Di Tella en los medios
La Nación
4/08/10

La Presidenta se equivoca

Por Sergio Berensztein

Por Sergio Berensztein

No hay ninguna duda de que Eva Duarte de Perón fue una protagonista central de la historia contemporánea de la Argentina y que su figura y su legado tuvieron un fuerte impacto en el país y en el mundo. Sea cual fuese la opinión que puedan generar sus ideas, su militancia y su imagen, resulta incuestionable que Evita tuvo peculiares dotes de liderazgo y un profundo compromiso por la causa de los más pobres. Ahora bien, más allá de haber sido una de las impulsoras del concepto de justicia social, lo cierto es que no fue su creadora, contrariamente a lo sostenido por Cristina Fernández de Kirchner durante el acto de homenaje realizado el lunes pasado en la Casa Rosada.

En efecto, un rápido repaso histórico demuestra que la Europa del Siglo XIX acunó el desarrollo de dos importantes tradiciones intelectuales basadas en el concepto de justicia social: la doctrina social impulsada por la Iglesia Católica y el pensamiento socialdemócrata. De hecho, el término "justicia social" fue utilizado por primera vez en 1840 por el cura siciliano Luigi Taparelli d´Azeglio y luego fue el concepto central de La Constitutione Civile Secondo la Giustizia Sociale, un folleto de Antonio Rosmini-Serbati publicado en 1848. Más tarde, el Papa Pío XII (1931), en la Encíclica Quadragesimo Anno, definió a la justicia social como un límite al cual debía sujetarse la distribución de la riqueza en una sociedad, con vistas a reducir la diferencia entre los ricos y los más necesitados.

Los aportes al concepto de justicia social por parte de la tradición socialdemócrata fueron también muy trascendentes. Así, casi un siglo antes que Evita, John Stuart Mill sostenía en su libro El utilitarismo (1863) que "la sociedad debería tratar igualmente bien a los que se lo merecen, es decir, a los que se merecen absolutamente ser tratados igualmente. Este es el más elevado estándar abstracto de justicia social y distributiva; hacia el que todas las instituciones, y los esfuerzos de todos los ciudadanos virtuosos, deberían ser llevadas a convergir en el mayor grado posible´´. Esta definición fue rescatada más tarde por los socialistas fabianos ingleses (1889), para quienes la justicia social era el objetivo ético central para guiar la evolución de la sociedad hacia un sistema de democracia con un umbral alto de igualdad en términos distributivos y de oportunidades. A su vez, la influencia de la Sociedad Fabiana en la conformación del Partido Laborista y, paralelamente, en el pensamiento socialdemócrata alemán y francés, terminó de otorgarle al concepto de justicia social un status casi canónico en el pensamiento social contemporáneo. Por eso, no debe sorprender que en la Constitución de la Organización Internacional del Trabajo (OIT) en 1919 se estableciera que "la paz universal y permanente sólo puede basarse en la justicia social".
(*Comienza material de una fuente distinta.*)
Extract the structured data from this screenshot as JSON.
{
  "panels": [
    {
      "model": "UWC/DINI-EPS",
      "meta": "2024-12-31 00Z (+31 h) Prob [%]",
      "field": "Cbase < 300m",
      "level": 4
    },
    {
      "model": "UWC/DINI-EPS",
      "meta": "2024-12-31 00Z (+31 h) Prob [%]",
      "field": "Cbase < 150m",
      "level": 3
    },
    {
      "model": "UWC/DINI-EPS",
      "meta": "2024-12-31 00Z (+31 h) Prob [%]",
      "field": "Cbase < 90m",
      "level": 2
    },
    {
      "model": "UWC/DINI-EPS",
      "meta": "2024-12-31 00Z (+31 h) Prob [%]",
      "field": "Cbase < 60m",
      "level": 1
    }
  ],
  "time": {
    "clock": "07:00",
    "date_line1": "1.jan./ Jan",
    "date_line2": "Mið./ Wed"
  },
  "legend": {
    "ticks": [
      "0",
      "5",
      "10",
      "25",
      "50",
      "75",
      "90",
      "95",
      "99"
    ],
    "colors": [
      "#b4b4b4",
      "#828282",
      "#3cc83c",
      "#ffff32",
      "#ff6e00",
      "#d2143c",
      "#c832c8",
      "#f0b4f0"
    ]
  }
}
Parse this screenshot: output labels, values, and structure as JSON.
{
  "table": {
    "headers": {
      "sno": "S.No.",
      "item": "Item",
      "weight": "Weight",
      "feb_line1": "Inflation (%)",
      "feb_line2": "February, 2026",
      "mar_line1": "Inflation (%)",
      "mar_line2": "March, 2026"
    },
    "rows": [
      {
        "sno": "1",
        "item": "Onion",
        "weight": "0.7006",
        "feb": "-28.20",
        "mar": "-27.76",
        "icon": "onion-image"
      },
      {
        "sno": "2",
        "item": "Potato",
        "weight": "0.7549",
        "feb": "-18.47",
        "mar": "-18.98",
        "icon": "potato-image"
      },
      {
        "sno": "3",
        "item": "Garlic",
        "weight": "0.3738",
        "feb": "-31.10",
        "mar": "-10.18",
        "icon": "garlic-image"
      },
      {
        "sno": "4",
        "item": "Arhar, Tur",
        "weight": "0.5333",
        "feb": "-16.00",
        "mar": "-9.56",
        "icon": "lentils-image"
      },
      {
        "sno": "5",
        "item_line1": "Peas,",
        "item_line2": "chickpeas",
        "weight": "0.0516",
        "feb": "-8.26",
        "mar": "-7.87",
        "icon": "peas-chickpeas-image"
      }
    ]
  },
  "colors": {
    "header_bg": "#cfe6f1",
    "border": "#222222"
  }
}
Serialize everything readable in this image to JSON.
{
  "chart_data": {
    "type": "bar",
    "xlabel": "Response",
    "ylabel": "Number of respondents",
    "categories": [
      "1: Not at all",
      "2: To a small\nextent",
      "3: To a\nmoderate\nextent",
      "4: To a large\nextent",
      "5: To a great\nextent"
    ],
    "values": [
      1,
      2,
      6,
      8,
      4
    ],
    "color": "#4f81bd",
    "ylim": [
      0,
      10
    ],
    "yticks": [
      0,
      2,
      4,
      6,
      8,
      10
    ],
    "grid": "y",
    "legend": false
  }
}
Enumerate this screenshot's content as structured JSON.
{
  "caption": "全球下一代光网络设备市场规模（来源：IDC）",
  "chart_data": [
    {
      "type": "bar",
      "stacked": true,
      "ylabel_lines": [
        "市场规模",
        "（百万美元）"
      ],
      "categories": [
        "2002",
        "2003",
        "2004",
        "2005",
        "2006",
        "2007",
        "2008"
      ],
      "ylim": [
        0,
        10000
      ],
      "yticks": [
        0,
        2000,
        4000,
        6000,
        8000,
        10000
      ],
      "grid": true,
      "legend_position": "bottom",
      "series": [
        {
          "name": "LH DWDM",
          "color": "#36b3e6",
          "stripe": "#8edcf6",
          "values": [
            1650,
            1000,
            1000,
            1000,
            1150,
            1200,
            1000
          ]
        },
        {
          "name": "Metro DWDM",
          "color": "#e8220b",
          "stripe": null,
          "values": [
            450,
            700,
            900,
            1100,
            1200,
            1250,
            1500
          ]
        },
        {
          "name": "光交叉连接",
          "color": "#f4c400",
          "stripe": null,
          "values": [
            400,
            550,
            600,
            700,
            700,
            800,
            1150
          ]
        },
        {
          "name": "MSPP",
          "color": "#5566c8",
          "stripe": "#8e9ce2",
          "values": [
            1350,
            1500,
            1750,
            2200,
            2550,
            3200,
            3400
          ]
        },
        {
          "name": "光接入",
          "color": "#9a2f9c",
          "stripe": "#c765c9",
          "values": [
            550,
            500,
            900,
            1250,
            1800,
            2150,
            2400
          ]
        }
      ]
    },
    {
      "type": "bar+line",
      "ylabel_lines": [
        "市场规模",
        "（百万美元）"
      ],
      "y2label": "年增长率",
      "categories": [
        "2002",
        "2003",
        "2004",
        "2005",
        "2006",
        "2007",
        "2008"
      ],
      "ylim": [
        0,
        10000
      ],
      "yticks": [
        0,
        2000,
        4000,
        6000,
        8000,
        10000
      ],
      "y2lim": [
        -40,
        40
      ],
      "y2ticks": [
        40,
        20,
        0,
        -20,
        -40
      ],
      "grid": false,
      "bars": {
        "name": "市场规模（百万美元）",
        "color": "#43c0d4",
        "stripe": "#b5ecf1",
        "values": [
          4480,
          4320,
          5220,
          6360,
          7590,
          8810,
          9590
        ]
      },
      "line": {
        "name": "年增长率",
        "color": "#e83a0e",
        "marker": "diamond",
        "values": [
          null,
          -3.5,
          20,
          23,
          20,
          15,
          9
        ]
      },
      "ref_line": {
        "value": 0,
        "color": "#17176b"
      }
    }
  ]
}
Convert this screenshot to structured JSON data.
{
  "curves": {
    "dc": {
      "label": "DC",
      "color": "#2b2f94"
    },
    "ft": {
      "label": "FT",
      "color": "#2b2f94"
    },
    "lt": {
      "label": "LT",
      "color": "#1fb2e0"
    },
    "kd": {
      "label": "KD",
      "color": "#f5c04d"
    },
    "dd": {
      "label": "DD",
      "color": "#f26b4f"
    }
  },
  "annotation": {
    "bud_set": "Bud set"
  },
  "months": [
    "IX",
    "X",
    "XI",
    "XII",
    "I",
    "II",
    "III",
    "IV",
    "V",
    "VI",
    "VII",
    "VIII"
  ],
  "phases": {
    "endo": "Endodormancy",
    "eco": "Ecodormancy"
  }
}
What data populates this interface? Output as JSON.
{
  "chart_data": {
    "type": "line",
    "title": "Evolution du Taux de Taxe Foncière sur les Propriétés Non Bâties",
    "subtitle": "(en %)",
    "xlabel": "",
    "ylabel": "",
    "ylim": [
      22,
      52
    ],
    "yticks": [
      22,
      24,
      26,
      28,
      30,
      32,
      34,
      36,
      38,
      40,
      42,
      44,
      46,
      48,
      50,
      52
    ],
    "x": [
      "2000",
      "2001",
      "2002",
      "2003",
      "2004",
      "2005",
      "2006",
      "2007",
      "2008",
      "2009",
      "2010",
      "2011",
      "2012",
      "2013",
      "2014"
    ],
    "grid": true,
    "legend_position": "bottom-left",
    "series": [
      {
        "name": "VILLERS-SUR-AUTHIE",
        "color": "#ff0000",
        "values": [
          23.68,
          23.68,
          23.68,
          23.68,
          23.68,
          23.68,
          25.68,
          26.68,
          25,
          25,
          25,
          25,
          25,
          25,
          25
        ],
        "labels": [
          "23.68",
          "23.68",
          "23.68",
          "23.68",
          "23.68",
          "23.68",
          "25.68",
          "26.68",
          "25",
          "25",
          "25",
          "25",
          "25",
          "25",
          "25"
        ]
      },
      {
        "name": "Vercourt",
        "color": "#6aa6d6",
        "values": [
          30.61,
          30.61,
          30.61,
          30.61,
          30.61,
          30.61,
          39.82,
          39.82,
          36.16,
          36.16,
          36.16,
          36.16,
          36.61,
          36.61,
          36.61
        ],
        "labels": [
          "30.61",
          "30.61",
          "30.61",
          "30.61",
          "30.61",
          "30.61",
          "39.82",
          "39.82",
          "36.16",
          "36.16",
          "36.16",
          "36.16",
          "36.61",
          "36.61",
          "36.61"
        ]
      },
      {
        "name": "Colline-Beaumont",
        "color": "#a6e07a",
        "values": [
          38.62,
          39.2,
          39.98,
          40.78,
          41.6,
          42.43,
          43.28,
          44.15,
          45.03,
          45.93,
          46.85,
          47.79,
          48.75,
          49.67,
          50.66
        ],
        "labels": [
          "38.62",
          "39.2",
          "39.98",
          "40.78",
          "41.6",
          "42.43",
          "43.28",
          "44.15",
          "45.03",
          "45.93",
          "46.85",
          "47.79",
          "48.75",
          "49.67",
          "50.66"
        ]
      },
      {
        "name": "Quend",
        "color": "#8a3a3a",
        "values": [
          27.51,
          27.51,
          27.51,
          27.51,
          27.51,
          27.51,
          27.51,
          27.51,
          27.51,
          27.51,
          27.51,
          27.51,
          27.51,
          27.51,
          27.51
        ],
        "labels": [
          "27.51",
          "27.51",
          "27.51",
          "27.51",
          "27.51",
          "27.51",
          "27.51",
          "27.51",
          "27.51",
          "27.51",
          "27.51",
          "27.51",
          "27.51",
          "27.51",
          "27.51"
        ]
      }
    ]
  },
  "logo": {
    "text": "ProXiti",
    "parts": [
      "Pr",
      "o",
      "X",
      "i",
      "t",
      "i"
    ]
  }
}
Evita tampoco fue la primera en impulsar el concepto de justicia social en la Argentina. Como ocurrió con las propuestas más modernas e innovadoras en materia de la legislación laboral, derechos civiles, cooperativismo e igualdad de género, quienes introdujeron ese debate en nuestro país fueron los líderes del Partido Socialista argentino, particularmente Alfredo Palacios, el primer legislador (1904) de esa ideología en toda América latina. Alejandro Korn y José Ingenieros, dos de sus colegas en el movimiento reformista de 1917 en la Universidad Nacional de La Plata -en la que se graduó la Presidenta- también contribuyeron a la tradición de la filosofía social moderna con agudas reflexiones en torno al concepto de justicia social.

Fue Juan Domingo Perón quien implementó, a partir de la Revolución de 1943 y sobre todo como presidente desde 1946, un conjunto de reformas laborales y sociales, previamente impulsadas, aunque sin éxito, por otros partidos y dirigentes políticos argentinos, particularmente de origen socialista. El papel de su segunda esposa como pilar central en la conformación del movimiento justicialista es incuestionable, tanto en el plano organizativo como sobre todo en el simbólico.

Sin embargo, personajes de una trascendencia histórica tan significativa como la de Eva Duarte de Perón no necesitan que se le adjudiquen contribuciones al pensamiento filosófico o al mundo de las ideas que efectivamente no tuvieron. Sus objetivos, sus logros y sus legados fueron lo suficientemente sustanciales como para sumarle méritos que, lejos de mejorar su imagen, la distorsionan.